“I’ve read this story before,” Rinoa thought, her mind dizzy from the lack of oxygen. “I know I have.”
Dimly before her as she floated she thought she saw another space suit, far away. A ghost, an angel, one of Hyne’s messengers.
No, that wasn’t the right story. This was something about a sorceress, an old story from before the war. The words were slipping away from her like breath, but her mind tried to chase it anyway.
The angel, she realized, was her knight. It annoyed her that it had taken this long to think it. He was part of the story too.
Once upon a time there was a sorceress who nearly drowned. That was it. She couldn’t remember how the sorceress had gotten into the water, but it didn’t matter. It was always the sorceress’s own stupid fault in the old stories. Rinoa had thought they were ridiculous. Who would be that stupid? This was not the time for feminist theory.
But maybe, she thought slowly as the stars crept by, it was a sorceress thing. A quirk of genetics and luck, like the magic, or finding your knight. The recklessly stupid gene.

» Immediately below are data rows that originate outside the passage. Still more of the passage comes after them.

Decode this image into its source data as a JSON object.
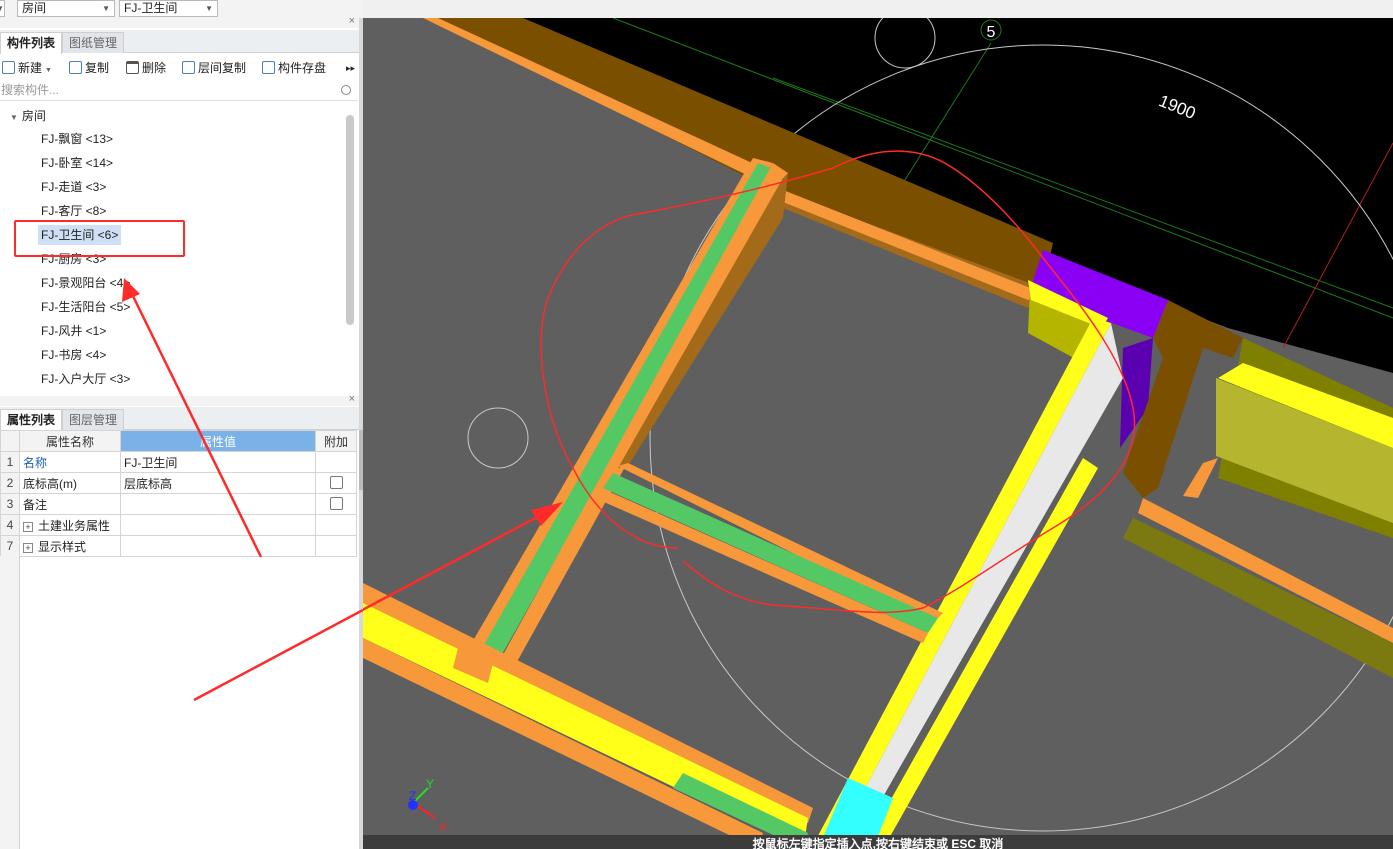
{
  "top_selectors": {
    "category": "房间",
    "component": "FJ-卫生间"
  },
  "component_panel": {
    "tabs": [
      "构件列表",
      "图纸管理"
    ],
    "toolbar": {
      "new": "新建",
      "copy": "复制",
      "delete": "删除",
      "floor_copy": "层间复制",
      "save": "构件存盘"
    },
    "search_placeholder": "搜索构件...",
    "tree_root": "房间",
    "items": [
      "FJ-飘窗 <13>",
      "FJ-卧室 <14>",
      "FJ-走道 <3>",
      "FJ-客厅 <8>",
      "FJ-卫生间 <6>",
      "FJ-厨房 <3>",
      "FJ-景观阳台 <4>",
      "FJ-生活阳台 <5>",
      "FJ-风井 <1>",
      "FJ-书房 <4>",
      "FJ-入户大厅 <3>"
    ],
    "selected_index": 4
  },
  "property_panel": {
    "tabs": [
      "属性列表",
      "图层管理"
    ],
    "headers": [
      "属性名称",
      "属性值",
      "附加"
    ],
    "rows": [
      {
        "num": "1",
        "name": "名称",
        "value": "FJ-卫生间"
      },
      {
        "num": "2",
        "name": "底标高(m)",
        "value": "层底标高"
      },
      {
        "num": "3",
        "name": "备注",
        "value": ""
      },
      {
        "num": "4",
        "name": "土建业务属性",
        "value": ""
      },
      {
        "num": "7",
        "name": "显示样式",
        "value": ""
      }
    ]
  },
  "viewport": {
    "axis_label": "5",
    "dimension": "1900",
    "axes": {
      "x": "X",
      "y": "Y",
      "z": "Z"
    },
    "status_text": "按鼠标左键指定插入点,按右键结束或 ESC 取消"
  },
  "colors": {
    "floor": "#5f5f5f",
    "background": "#000000",
    "wall_orange": "#f7983a",
    "wall_green": "#55c866",
    "wall_yellow": "#ffff1a",
    "wall_brown": "#7a5000",
    "purple": "#8a00f5",
    "cyan": "#33ffff",
    "annotation_red": "#ff2a2a",
    "selection": "#cfe0f6"
  }
}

She’d managed to spin entirely away from her spacesuit-clad knight now, and had no idea how close he was. It was getting harder to think. What had happened to the drowning sorceress? Rinoa wracked her brain, but the answer drifted slowly, as she did.
The sorceress had, with her last breath, become water and reformed on the beach, in the arms of her long-suffering knight. She retreated into the element instinctively. But even if that were a lesson as well as a story, Rinoa thought desperately, what would she reach out to? She was surrounded by the void of space.
Rinoa noticed that she’d gone in a full circle. She looked hopefully for her knight, but as he drifted into view, she saw that he was still too far away.
Her breath was very slow now.
Her knight would not reach her.
Rinoa closed her eyes, and let go, and drowned.